ABSTRACT

The orbital septum is a thin, firm, multilayered fibrous tissue that originates from the arcus marginalis, the thickened periosteum of the superior and inferior orbital rim. In the Occidental upper eyelid, the septum extends toward the tarsal plate where it fuses with the levator aponeurosis 2 to 5 mm above the superior tarsal border ( 2 ). The site of fusion and/or the position of the orbital fat varies between Occidental and Asian eyelids. In the Occidental lower eyelid, the orbital septum fuses with the capsulopalpebral fascia at, or slightly below, the inferior tarsal border. The fused complex inserts on the anterior and posterior tarsal surfaces at the inferior border of the tarsus.
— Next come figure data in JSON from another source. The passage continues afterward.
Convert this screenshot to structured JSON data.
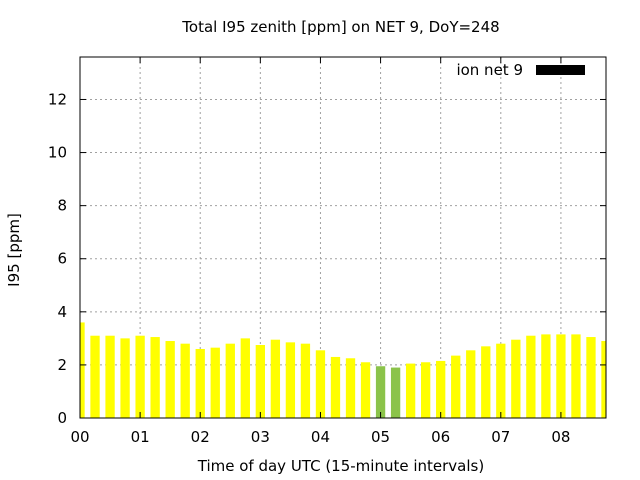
{
  "chart_data": {
    "type": "bar",
    "title": "Total I95 zenith [ppm] on NET 9, DoY=248",
    "xlabel": "Time of day UTC (15-minute intervals)",
    "ylabel": "I95 [ppm]",
    "ylim": [
      0,
      13.6
    ],
    "y_ticks": [
      "0",
      "2",
      "4",
      "6",
      "8",
      "10",
      "12"
    ],
    "x_ticks": [
      "00",
      "01",
      "02",
      "03",
      "04",
      "05",
      "06",
      "07",
      "08"
    ],
    "grid": true,
    "legend_position": "top-right",
    "interval_hours": 0.25,
    "x_range_hours": [
      0,
      8.75
    ],
    "series": [
      {
        "name": "ion net 9",
        "legend_color": "#000000",
        "default_color": "#ffff00",
        "highlight_color": "#8bc34a",
        "highlight_indices": [
          20,
          21
        ],
        "values": [
          3.6,
          3.1,
          3.1,
          3.0,
          3.1,
          3.05,
          2.9,
          2.8,
          2.6,
          2.65,
          2.8,
          3.0,
          2.75,
          2.95,
          2.85,
          2.8,
          2.55,
          2.3,
          2.25,
          2.1,
          1.95,
          1.9,
          2.05,
          2.1,
          2.15,
          2.35,
          2.55,
          2.7,
          2.8,
          2.95,
          3.1,
          3.15,
          3.15,
          3.15,
          3.05,
          2.9
        ]
      }
    ]
  }
}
Laterally, the septum is contiguous with the lateral horn of the levator aponeurosis and the lateral canthal tendon. The septum functions as an anatomic barrier between intraorbital and extraorbital structures, specifically the orbital fat. As a result of aging, the septum may become attenuated contributing to anterior herniation of the orbital fat in the upper and lower eyelids. Surgically, the septum should be distinguished from the levator aponeurosis in the upper eyelid. The septum should not be sutured to avoid eyelid retraction, restriction of eyelid movement, or incarceration in the surgical wound ( 2 ).